ODELEITE, SANTA CLARA, ALQUEVA

Sócio há um quarto de século do Clube Bejense dos Amadores de Pesca Desportiva, coletividade a que atualmente preside, confessa ter sido persistente na procura de uma conquista que o diferenciasse e até já tinha sido vice-campeão nacional de clubes: “Há 10 anos consecutivos que sou pescador federado e tenho feito pesca ao achigã de margem, mas também já tenho feito pesca ao achigã embarcado e com alguns resultados. Mas, desta vez, no achigã de margem, fui o mais regular e consegui sagrar-me campeão nacional”. Odeleite, Santa Clara e Alqueva, foi o triângulo competitivo cujos vértices teve que unir para conquistar este título. António Geraldo comentou que “Odeleite é uma barragem excecional para a prática da pesca, Santa Clara também está a esse nível, mas Alqueva tem momentos em que o peixe dá muito e outros em que não dá nada”. O pescador fez notar que, nos treinos, fazem mais capturas do que em competição, porque a pressão é maior, há mais movimento de pessoas e a concentração é diferente. No percurso para a conquista deste título nacional, além das provas nos três planos de água já citados, ainda houve lugar a uma finalíssima, na Barragem do Carril, em Tomar: “Só fomos quatro atletas e ninguém apanhou nada e, posto isto, como eu estava à frente na classificação, foi-me atribuído o título nacional”.
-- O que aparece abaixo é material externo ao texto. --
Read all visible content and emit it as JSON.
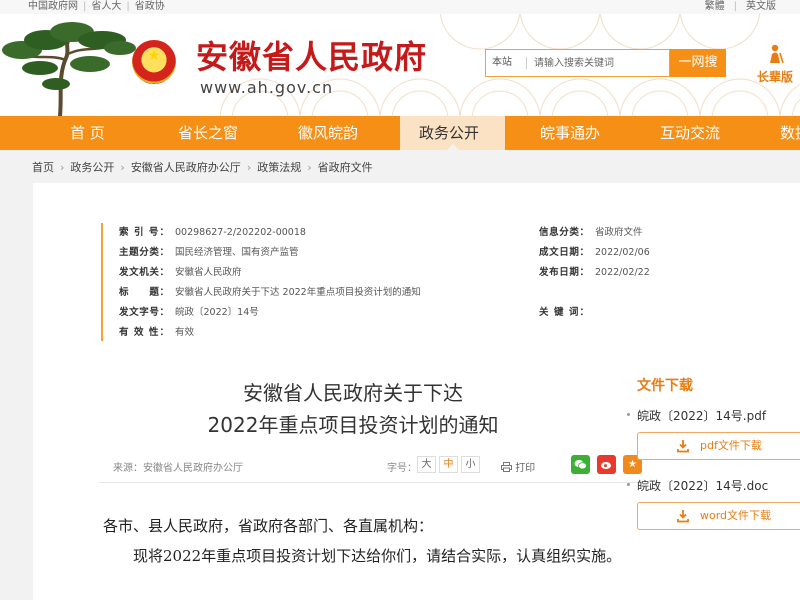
{
  "top_links": [
    "中国政府网",
    "省人大",
    "省政协"
  ],
  "lang_links": [
    "繁體",
    "英文版"
  ],
  "site": {
    "title": "安徽省人民政府",
    "url": "www.ah.gov.cn"
  },
  "search": {
    "scope": "本站",
    "placeholder": "请输入搜索关键词",
    "button": "一网搜"
  },
  "elder_mode": "长辈版",
  "nav": {
    "items": [
      "首 页",
      "省长之窗",
      "徽风皖韵",
      "政务公开",
      "皖事通办",
      "互动交流",
      "数据"
    ],
    "active": "政务公开"
  },
  "breadcrumb": [
    "首页",
    "政务公开",
    "安徽省人民政府办公厅",
    "政策法规",
    "省政府文件"
  ],
  "meta": {
    "index_no_label": "索 引 号：",
    "index_no": "00298627-2/202202-00018",
    "topic_label": "主题分类：",
    "topic": "国民经济管理、国有资产监管",
    "issuer_label": "发文机关：",
    "issuer": "安徽省人民政府",
    "title_label": "标　　题：",
    "title": "安徽省人民政府关于下达 2022年重点项目投资计划的通知",
    "doc_no_label": "发文字号：",
    "doc_no": "皖政〔2022〕14号",
    "validity_label": "有 效 性：",
    "validity": "有效",
    "info_cat_label": "信息分类：",
    "info_cat": "省政府文件",
    "created_label": "成文日期：",
    "created": "2022/02/06",
    "published_label": "发布日期：",
    "published": "2022/02/22",
    "keywords_label": "关 键 词："
  },
  "article": {
    "title_line1": "安徽省人民政府关于下达",
    "title_line2": "2022年重点项目投资计划的通知",
    "source": "来源：安徽省人民政府办公厅",
    "font_size_label": "字号：",
    "font_sizes": [
      "大",
      "中",
      "小"
    ],
    "print": "打印",
    "salutation": "各市、县人民政府，省政府各部门、各直属机构：",
    "paragraph1": "现将2022年重点项目投资计划下达给你们，请结合实际，认真组织实施。"
  },
  "downloads": {
    "title": "文件下载",
    "items": [
      {
        "name": "皖政〔2022〕14号.pdf",
        "button": "pdf文件下载"
      },
      {
        "name": "皖政〔2022〕14号.doc",
        "button": "word文件下载"
      }
    ]
  },
  "colors": {
    "accent": "#f58f15",
    "title_red": "#c41a1a",
    "link_orange": "#e67e14"
  },
  "icons": [
    "emblem-icon",
    "elder-mode-icon",
    "wechat-icon",
    "weibo-icon",
    "favorite-icon",
    "print-icon",
    "download-icon"
  ]
}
QUEIXUME DO PRESIDENTE CAMPEÃO

Um exemplo! Um estímulo que o presidente de um clube pode deixar aos restantes atletas, que ao seu lado competem: “Sim, foi um exemplo, porque isto não é fácil, eu dedico-me à pesca de corpo e alma, deixando para trás alguma vida pessoal, por isso, sendo presidente do clube e competindo na área do achigã de margem, fiquei imensamente feliz com o título que conquistei, porque serviu para mostrar aos atletas das outras áreas que nunca devemos desistir. É um estímulo para todos. Eles sabem que nunca abandonei uma prova. Mas, nas outras áreas da pesca, o clube também tem tido alguns êxitos e é um dos clubes mais antigos da Federação Portuguesa de Pesca Desportiva”. António Geraldo sentir-se-á confiante para, esta época renovar o título nacional? Não! E por duas razões: “A pesca é uma modalidade em que até ao último segundo tudo pode mudar. Muitas vezes, pensamos que a prova está ganha, mas pode não estar, nunca podemos ter certezas de coisa nenhuma”. Por outro lado, enquanto gestor responsável por um clube com a tradição do que representa, sabe “as linhas com que se pode cozer” e explicou: “Estamos descontentes com a federação. Os clubes não têm capacidade financeira para fazerem a pesca como eles querem. Fizeram um calendário com três zonas: Norte, Centro e Sul. Estamos a falar de dois dias por prova, deslocações, alimentação e alojamento. Os clubes não têm capacidade para suportar isto”. E não têm, porque sendo as dificuldades maiores que os apoios, “só se pode calçar um sapato à medida do pé”. Geraldo conta: “As dificuldades são enormes, temos cento e tal sócios mas as despesas são muitas, são as canas, os carretos, os engodos, enfim, temos um orçamento de cerca de oito mil euros e só contamos com a contribuição dos sócios, que chega para aí aos mil euros, e depois, a concessão do bar. O município de Beja, há dois anos que não nos atribui qualquer subsídio. Não podemos lutar com clubes como o de Mértola, o de Alvito ou o de Viana do Alentejo, que têm um bom apoio dos municípios, porque sabem o que a pesca representa para as comunidades. Nós temos é que competir com muita dedicação, para superarmos as dificuldades”. Um queixume de um presidente campeão, que foi um exemplo entre os seus pares.